Unidentified HIV infection or risk of infection presents an important opportunity to prevent morbidity and mortality. Our findings document the need for improvement in HIV risk screening by primary care providers. However, although guidelines for primary care physicians emphasize the importance of routine HIV risk screening, there is little recognition of the difficulty of covering multiple diverse screening topics in a limited amount of time. Our data suggest the need for new Methods that will systematically incorporate HIV risk screening questions into practices. A brief set of standardized HIV risk screening questions, such as exists for alcoholism through the CAGE questions,23,24 is one approach that might improve HIV risk behavior screening in primary care.

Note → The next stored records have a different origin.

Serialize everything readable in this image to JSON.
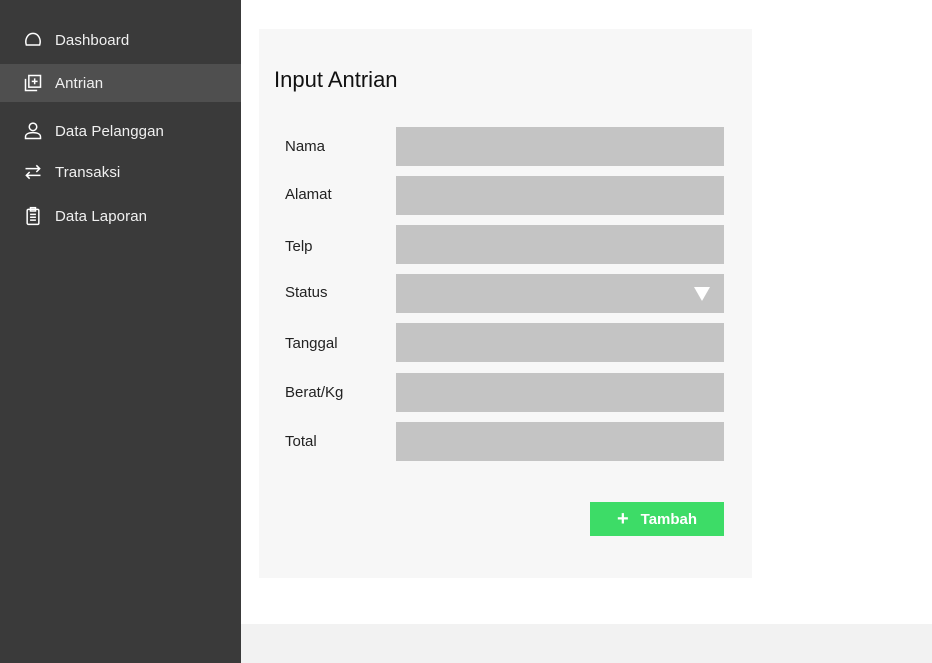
{
  "sidebar": {
    "items": [
      {
        "label": "Dashboard",
        "icon": "dashboard-icon",
        "active": false
      },
      {
        "label": "Antrian",
        "icon": "queue-add-icon",
        "active": true
      },
      {
        "label": "Data Pelanggan",
        "icon": "user-icon",
        "active": false
      },
      {
        "label": "Transaksi",
        "icon": "transfer-arrows-icon",
        "active": false
      },
      {
        "label": "Data  Laporan",
        "icon": "clipboard-icon",
        "active": false
      }
    ]
  },
  "form": {
    "title": "Input Antrian",
    "fields": [
      {
        "label": "Nama",
        "value": ""
      },
      {
        "label": "Alamat",
        "value": ""
      },
      {
        "label": "Telp",
        "value": ""
      },
      {
        "label": "Status",
        "value": ""
      },
      {
        "label": "Tanggal",
        "value": ""
      },
      {
        "label": "Berat/Kg",
        "value": ""
      },
      {
        "label": "Total",
        "value": ""
      }
    ],
    "submit_label": "Tambah",
    "submit_icon": "plus-icon"
  },
  "colors": {
    "sidebar_bg": "#3a3a3a",
    "sidebar_active_bg": "#4f4f4f",
    "input_bg": "#c4c4c4",
    "card_bg": "#f7f7f7",
    "accent_green": "#3ddc67"
  }
}
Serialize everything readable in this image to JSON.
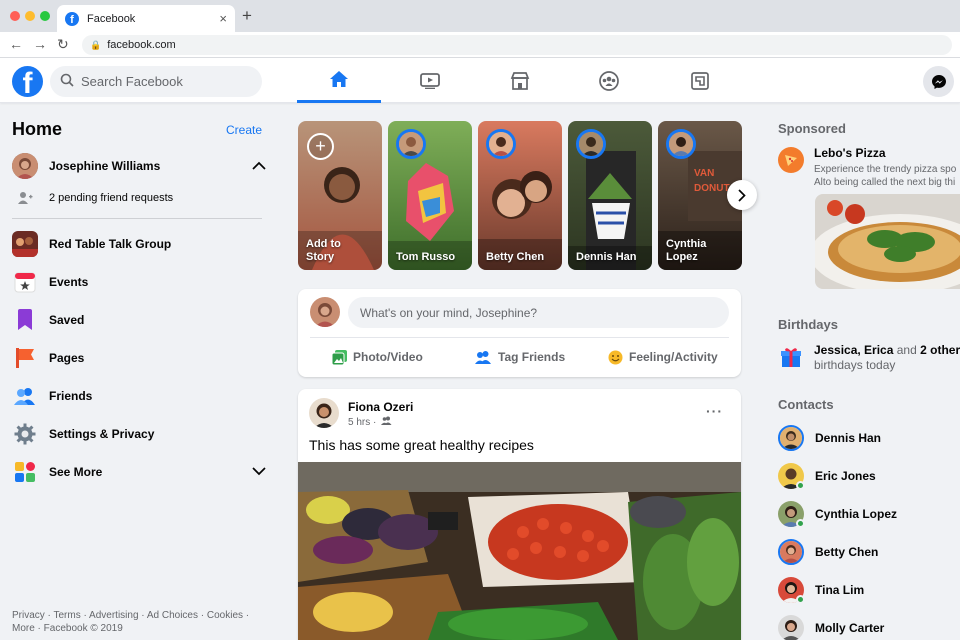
{
  "browser": {
    "tab_title": "Facebook",
    "tab_close": "×",
    "new_tab": "+",
    "url": "facebook.com",
    "back": "←",
    "forward": "→",
    "reload": "↻"
  },
  "header": {
    "logo_letter": "f",
    "search_placeholder": "Search Facebook",
    "nav_tabs": [
      {
        "name": "home",
        "icon": "home-icon",
        "active": true
      },
      {
        "name": "watch",
        "icon": "video-icon",
        "active": false
      },
      {
        "name": "marketplace",
        "icon": "marketplace-icon",
        "active": false
      },
      {
        "name": "groups",
        "icon": "groups-icon",
        "active": false
      },
      {
        "name": "gaming",
        "icon": "gaming-icon",
        "active": false
      }
    ],
    "messenger_icon": "messenger-icon"
  },
  "left": {
    "title": "Home",
    "create": "Create",
    "profile_name": "Josephine Williams",
    "pending_requests": "2 pending friend requests",
    "items": [
      {
        "label": "Red Table Talk Group",
        "icon": "group-avatar-icon"
      },
      {
        "label": "Events",
        "icon": "calendar-icon"
      },
      {
        "label": "Saved",
        "icon": "bookmark-icon"
      },
      {
        "label": "Pages",
        "icon": "flag-icon"
      },
      {
        "label": "Friends",
        "icon": "friends-icon"
      },
      {
        "label": "Settings & Privacy",
        "icon": "gear-icon"
      },
      {
        "label": "See More",
        "icon": "grid-icon"
      }
    ],
    "footer": "Privacy · Terms · Advertising · Ad Choices · Cookies · More · Facebook © 2019"
  },
  "stories": [
    {
      "name": "Add to Story",
      "line1": "Add to",
      "line2": "Story"
    },
    {
      "name": "Tom Russo"
    },
    {
      "name": "Betty Chen"
    },
    {
      "name": "Dennis Han"
    },
    {
      "name": "Cynthia Lopez",
      "line1": "Cynthia",
      "line2": "Lopez"
    }
  ],
  "composer": {
    "placeholder": "What's on your mind, Josephine?",
    "actions": [
      "Photo/Video",
      "Tag Friends",
      "Feeling/Activity"
    ]
  },
  "post": {
    "author": "Fiona Ozeri",
    "time": "5 hrs ·",
    "text": "This has some great healthy recipes",
    "more": "···"
  },
  "right": {
    "sponsored_title": "Sponsored",
    "ad_name": "Lebo's Pizza",
    "ad_desc_1": "Experience the trendy pizza spo",
    "ad_desc_2": "Alto being called the next big thi",
    "birthdays_title": "Birthdays",
    "bday_names": "Jessica, Erica",
    "bday_and": " and ",
    "bday_others": "2 others",
    "bday_today": "birthdays today",
    "contacts_title": "Contacts",
    "contacts": [
      {
        "name": "Dennis Han",
        "online": false,
        "story": true
      },
      {
        "name": "Eric Jones",
        "online": true,
        "story": false
      },
      {
        "name": "Cynthia Lopez",
        "online": true,
        "story": false
      },
      {
        "name": "Betty Chen",
        "online": false,
        "story": true
      },
      {
        "name": "Tina Lim",
        "online": true,
        "story": false
      },
      {
        "name": "Molly Carter",
        "online": false,
        "story": false
      }
    ]
  },
  "colors": {
    "brand": "#1877f2",
    "bg": "#f0f2f5",
    "online": "#31a24c"
  }
}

In one study using a single SP, physicians who used an HIV risk questionnaire performed better at assessing HIV risks than physicians who did not use the questionnaire.25 Research is needed to determine what questions perform best at identifying HIV risks in a written screening questionnaire. Overall, our data suggest that physicians do not routinely address HIV risk assessment with patients who are at risk of HIV infection and, when they do perform screening, the content of risk assessments is variable and limited. As a result, many HIV risk behaviors among patients remain unidentified.